There are so many challenges, and all I heard from the Governor’s speech was lots of palaver and not much on deliverables or outcomes. If we just had some of that $30 billion of waste, of cost overruns, that this government has been responsible for when they have tried to build something and obviously have not done the proper planning and do not understand the costs involved. They then find when they have delivered – or have not even got anywhere close to delivering – that they have run over budget extraordinarily, in the billions. Collectively that stands at around $30 billion at the moment, the waste and cost overruns that this government is responsible for – $30 billion. That could have done a lot for the people of South-West Coast – to address the childcare issues, to help the Portland hospital deliver services so we do not have women delivering babies on the side of the road, so we can have the basic services, as spoken about so eloquently by the new member for Euroa today, in the regions that we face, that we should have as a basic right.

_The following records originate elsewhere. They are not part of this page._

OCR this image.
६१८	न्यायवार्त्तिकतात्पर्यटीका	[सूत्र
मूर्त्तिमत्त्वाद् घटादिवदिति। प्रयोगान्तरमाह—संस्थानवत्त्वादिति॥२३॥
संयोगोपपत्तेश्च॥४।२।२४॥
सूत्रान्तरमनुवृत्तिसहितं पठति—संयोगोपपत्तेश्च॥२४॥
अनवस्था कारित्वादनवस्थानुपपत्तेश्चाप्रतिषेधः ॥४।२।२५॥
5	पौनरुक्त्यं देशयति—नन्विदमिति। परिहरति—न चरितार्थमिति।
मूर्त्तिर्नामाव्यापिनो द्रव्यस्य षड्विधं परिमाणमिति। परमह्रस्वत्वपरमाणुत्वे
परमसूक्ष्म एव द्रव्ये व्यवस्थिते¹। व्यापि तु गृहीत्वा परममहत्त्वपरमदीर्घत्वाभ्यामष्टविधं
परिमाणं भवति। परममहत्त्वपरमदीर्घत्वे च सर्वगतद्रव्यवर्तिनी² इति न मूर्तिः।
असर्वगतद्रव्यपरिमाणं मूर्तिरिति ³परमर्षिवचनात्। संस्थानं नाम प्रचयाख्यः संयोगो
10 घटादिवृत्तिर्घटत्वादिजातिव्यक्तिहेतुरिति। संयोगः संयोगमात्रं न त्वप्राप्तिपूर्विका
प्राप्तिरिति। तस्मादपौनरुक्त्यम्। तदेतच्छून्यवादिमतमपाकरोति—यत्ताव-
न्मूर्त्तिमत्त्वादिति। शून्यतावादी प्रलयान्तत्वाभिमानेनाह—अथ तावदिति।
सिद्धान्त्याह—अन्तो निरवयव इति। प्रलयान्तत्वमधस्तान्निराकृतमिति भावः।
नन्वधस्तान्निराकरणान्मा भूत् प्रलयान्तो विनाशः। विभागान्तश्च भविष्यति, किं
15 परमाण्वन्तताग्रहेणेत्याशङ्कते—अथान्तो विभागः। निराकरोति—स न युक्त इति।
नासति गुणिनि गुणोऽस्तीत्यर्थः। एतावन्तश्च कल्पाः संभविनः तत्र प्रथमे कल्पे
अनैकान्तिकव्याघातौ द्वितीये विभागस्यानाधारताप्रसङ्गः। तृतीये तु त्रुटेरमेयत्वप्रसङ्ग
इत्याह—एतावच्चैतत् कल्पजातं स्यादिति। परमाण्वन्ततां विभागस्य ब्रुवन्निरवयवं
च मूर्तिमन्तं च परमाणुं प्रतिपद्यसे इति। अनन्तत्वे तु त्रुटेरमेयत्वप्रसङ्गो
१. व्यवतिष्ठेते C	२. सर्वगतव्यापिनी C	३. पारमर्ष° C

I am very disappointed that in the Governor’s speech regional Victoria was ignored. I am not surprised by that, because even though this Premier talks about governing for all Victorians, that is not the case, and I think I have evidenced that. I could go on forever, but I have got 46 seconds left, so I am not going to waste that. I could continue on, but I would really like to just finish up by saying thank you – thank you to south-west Victoria for electing me to this place again. I will be your strong voice. I will raise the issues that matter. I will make sure our voice is heard and that things like the Lookout drug and rehabilitation centre get funded by this government, our hospitals see people who need to be seen, operations happen to get people out of pain and we have roads that are safe to drive on. I would, lastly, like to issue the invitation to the Premier to come and drive on our roads. I will drive. I know them; I will not hurt you. You probably could not do it yourself, though.

Members applauded.

Nick STAIKOS (Bentleigh) (12:58): This is not going to be my finest contribution, given we are nearly at 1 o’clock. It is my job to see us through to the lunch break, which is a job I have had a number of times over the years in this place; it is just coincidence. I have just enough time to thank the people of Bentleigh, who are my people, for re-electing me – not once, not twice, but three times. It is a huge and singular honour to be the member for Bentleigh and represent the good people of Bentleigh and to deliver for them – to deliver in health, in education, in jobs and in transport for the Bentleigh electorate. There is going to be more to this speech after the break. After some fantastic inaugural speeches by my colleagues, I want to take this opportunity to acknowledge all of the new members of this house and the other house, particularly the 15 new Labor members of the Legislative Assembly and the four new Labor members in the upper house in this third-term Labor government. I know that the next four years will be rewarding for both them and their constituents. We will have a lot of work over the next four years, but each and every one of the 71 members of the Labor caucus is up to the challenge of delivering for their communities and rebuilding after the pandemic experience in this state.

Sitting suspended 1:00 pm until 2:02 pm.

Business interrupted under sessional orders.